Indeed, the wind is set to continue to drop away dramatically and the approach on the Canaries promises to be complicated. The front runners will have to exploit every little vein of breeze, which won’t be easy given the little weather information they have at their disposal. In both categories, there might well be a last-minute upset in the ranking.
David Kremer (260) is still on a pit stop in Baiona, in northern Spain, after the transom pulled out of his prototype, but two of David’s friends have hit the road to help him get the prototype out of the water and re-laminate and reinforce the transom. However, it’s a race against the clock to complete the repairs and head back out onto the racetrack within the 72 hours permitted for a pit stop.
Louis-Xavier Lamiraud (479) has made it to the port of Peniche, to the North of Lisbon. He’s broken the system connecting his autopilot and his back-up system isn’t playing ball. Louis-Xavier plans to effect repairs and hit the racetrack again as soon as possible.
At the request of Race Management, Luca Rosetti (342) has fired up his emergency positioning beacon. Luca is well and can now be located on the cartography once more.
Yann Blondel (836) will be stopping off at Leixões, near Porto, though he is yet to indicate the nature of the problems he’s encountered. Marie-Amélie Lénaerts (833) is experiencing an issue with her steering system. The Belgian sailor is currently hove to in a bid to repair it. Guillaume Coupé (906) has hit a UFO (unidentified floating object) and is checking his boat hasn’t suffered too much.
As for Morten Bogacki (934) and Damien Garnier (788), it’s likely they’re encountering autopilot problems. Valiantly bringing up the rear after his pit stop, Briton Joe Lacey is zigzagging his way around the north-west tip of Spain and in another 39 hours or so the wind should actually turn in his favour at last!
Ranking at 16:00 UTC
1- François Jambou (865 – Team BFR Marée Haute Jaune) 200.6 miles from the finish
2- Axel Tréhin (945 – Project Rescue Ocean) 25.5 miles behind the leader
3- Tanguy Bouroullec (969 – Cerfrance) 38.9 behind the leader
1- Ambrogio Beccaria (943 – Geomag) 272.6 miles from the finish
2- Félix De Navacelle (916 – Youkounkoun) 22.6 behind the leader
3- Julien Letissier (869 – Reno Style) 27.6 behind the leader
The 87 Mini 6.50 solo sailors competing in the biennial Mini-Transat La Boulangère got underway from La Rochelle on the first leg to Las Palmas de Gran Canaria on October 5. The Mini 6.50 Class has competition in two divisions: the prototypes and the production boats.

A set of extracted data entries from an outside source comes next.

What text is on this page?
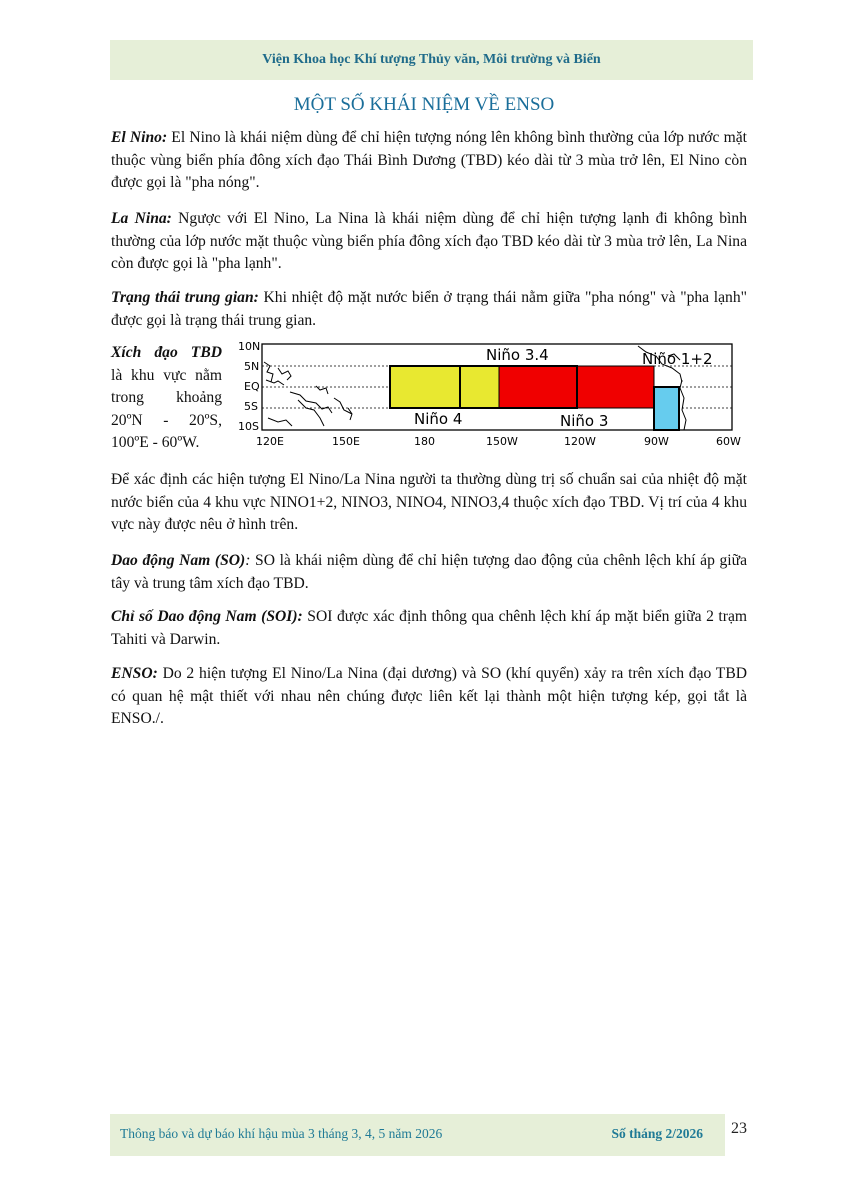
Viện Khoa học Khí tượng Thủy văn, Môi trường và Biển
MỘT SỐ KHÁI NIỆM VỀ ENSO

El Nino: El Nino là khái niệm dùng để chỉ hiện tượng nóng lên không bình thường của lớp nước mặt thuộc vùng biển phía đông xích đạo Thái Bình Dương (TBD) kéo dài từ 3 mùa trở lên, El Nino còn được gọi là "pha nóng".

La Nina: Ngược với El Nino, La Nina là khái niệm dùng để chỉ hiện tượng lạnh đi không bình thường của lớp nước mặt thuộc vùng biển phía đông xích đạo TBD kéo dài từ 3 mùa trở lên, La Nina còn được gọi là "pha lạnh".

Trạng thái trung gian: Khi nhiệt độ mặt nước biển ở trạng thái nằm giữa "pha nóng" và "pha lạnh" được gọi là trạng thái trung gian.

Xích đạo TBD
là khu vực nằm
trong khoảng
20ºN - 20ºS,
100ºE - 60ºW.

10N
5N
EQ
5S
10S
Niño 3.4
Niño 4	Niño 3
Niño 1+2
120E	150E	180	150W	120W	90W	60W

Để xác định các hiện tượng El Nino/La Nina người ta thường dùng trị số chuẩn sai của nhiệt độ mặt nước biển của 4 khu vực NINO1+2, NINO3, NINO4, NINO3,4 thuộc xích đạo TBD. Vị trí của 4 khu vực này được nêu ở hình trên.

Dao động Nam (SO): SO là khái niệm dùng để chỉ hiện tượng dao động của chênh lệch khí áp giữa tây và trung tâm xích đạo TBD.

Chỉ số Dao động Nam (SOI): SOI được xác định thông qua chênh lệch khí áp mặt biển giữa 2 trạm Tahiti và Darwin.

ENSO: Do 2 hiện tượng El Nino/La Nina (đại dương) và SO (khí quyển) xảy ra trên xích đạo TBD có quan hệ mật thiết với nhau nên chúng được liên kết lại thành một hiện tượng kép, gọi tắt là ENSO./.

Thông báo và dự báo khí hậu mùa 3 tháng 3, 4, 5 năm 2026	Số tháng 2/2026 23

Production boats are built out of fiberglass, have alloy masts, 1.6 meter draft, and prohibit material such as titanium, carbon fiber, and epoxy resin. Ten boats must have been built to qualify as an official production boat.
Prototypes, on their side, are free of these restrictions and have been, for years, the very first laboratory for sailing innovations. Canting keels, daggerboards, swinging wing masts, long poles for huge spinnakers, have been tried first on minis. New hull shapes with very wide waterlines and foils are the now the latest innovations.

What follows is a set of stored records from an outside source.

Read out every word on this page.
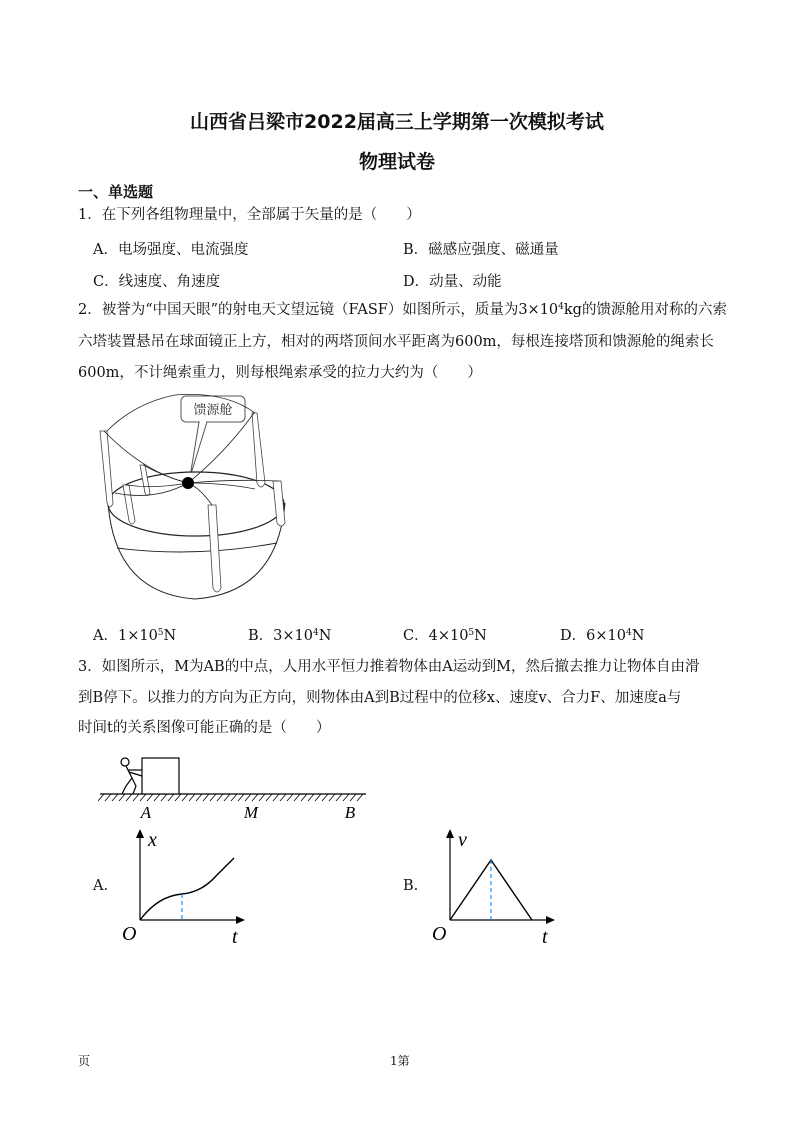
山西省吕梁市2022届高三上学期第一次模拟考试
物理试卷
一、单选题
1．在下列各组物理量中，全部属于矢量的是（　　）
A．电场强度、电流强度	B．磁感应强度、磁通量
C．线速度、角速度	D．动量、动能
2．被誉为“中国天眼”的射电天文望远镜（FASF）如图所示，质量为$3\times 10^4kg$的馈源舱用对称的六索
六塔装置悬吊在球面镜正上方，相对的两塔顶间水平距离为600m，每根连接塔顶和馈源舱的绳索长
600m，不计绳索重力，则每根绳索承受的拉力大约为（　　）
馈源舱
A．$1\times 10^5N$	B．$3\times 10^4N$	C．$4\times 10^5N$	D．$6\times 10^4N$
3．如图所示，M为AB的中点，人用水平恒力推着物体由A运动到M，然后撤去推力让物体自由滑
到B停下。以推力的方向为正方向，则物体由A到B过程中的位移x、速度v、合力F、加速度a与
时间t的关系图像可能正确的是（　　）
A	M	B
A.
x
t
O
B.
v
t
O
页	1第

The first leg started October 5 (delayed from September 22 due to storms) from La Rochelle, France and extends 1350 nm to Las Palmas de Gran Canaria. After an often complicated exit of the Bay of Biscay, sailors will expect some long slips down the Portuguese coast before arriving after 7 to 10 days in the Canary archipelago.
The second leg will start November 1 from Las Palmas de Gran Canaria and will take from 15 to 20 sailing days to complete the 2700 nm course and reach Le Marin in Martinique, French West Indies. Due to the numerous islands, the restart from the Canary can be tricky before reaching the famous trade winds that offer a long downwind run.